Let the earnings begin
SunPower Corporation (NASDAQ:SPWR) reported earnings after the market closed on Wednesday, and the numbers couldn’t have been much better. The company generated a GAAP gross margin of 18.7% and earnings per share of $0.15, both well ahead of the company’s own estimates. On a non-GAAP basis, gross margin was 19.5% and the company made a profit of $0.45 per share, crushing Wall Street’s $0.11 estimate.
The stock dropped in trading Thursday, but I don’t think that’s bad long-term and actually provides investors a nice entry point. But what can we decipher about the rest of the industry from SunPower Corporation (NASDAQ:SPWR)’s report?
SunPower Corporation (NASDAQ:SPWR)’s North American demand was led by the systems business, which will be similar at First Solar. But First Solar, Inc. (NASDAQ:FSLR)’s thin-film product is so much different from SunPower Corporation (NASDAQ:SPWR)’s that it’s difficult to draw conclusions for First Solar, Inc. (NASDAQ:FSLR) from SunPower Corporation (NASDAQ:SPWR)’s earnings. What we can take is that management was bullish on the systems business everywhere from Japan to the Middle East to Chile, and First Solar, Inc. (NASDAQ:FSLR) would benefit from utility-scale solar in each country. Look for momentum in bookings for First Solar, Inc. (NASDAQ:FSLR), something the company desperately needs after a year of falling backlog.
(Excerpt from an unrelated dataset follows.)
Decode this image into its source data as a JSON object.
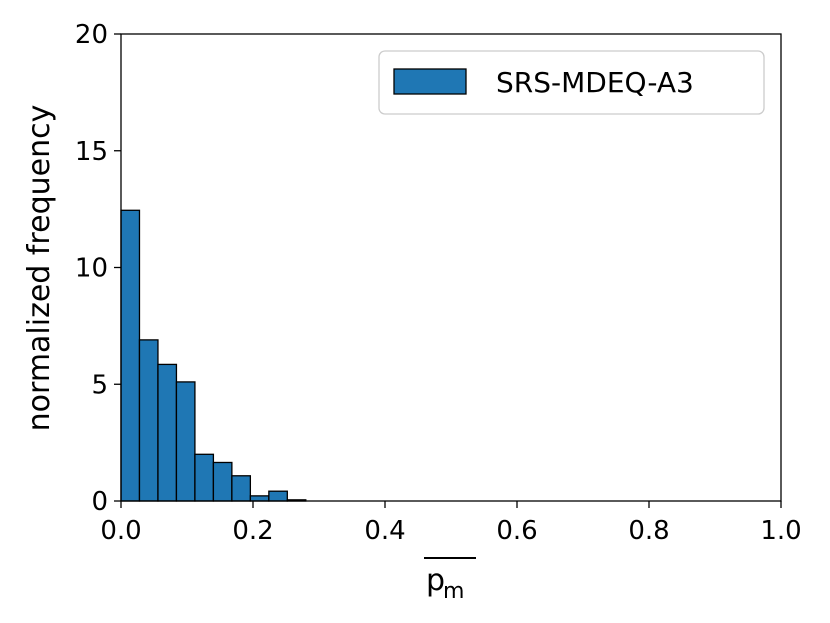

We can draw a lot more from SunPower’s success in Japan, which is the hottest market in solar this year. The Asia-Pacific region was 16% of SunPower’s revenue in Q2, generating a 16.6% gross margin, and accounted for 28% of shipments. That’s an increase of 30% sequentially and should be similar for other manufacturers. Canadian Solar Inc. (NASDAQ:CSIQ) was one of the first to benefit financially in the first quarter, and I’d expect that trend to continue. Yingli Green Energy Hold. Co. Ltd. (ADR) (NYSE:YGE) and Trina Solar have been slower to get into the Japanese market, but I expect them to have gained momentum in the second quarter, which should help both sales and margins.
SunPower’s leasing business was also strong, constrained more by financing than the ability to sell to customers. That’s a good sign for SolarCity, which is growing more quickly in leasing than SunPower is and also has more financing lined up. I expect the company to have at least hit its own installation targets if not beat them, given growing demand across the country.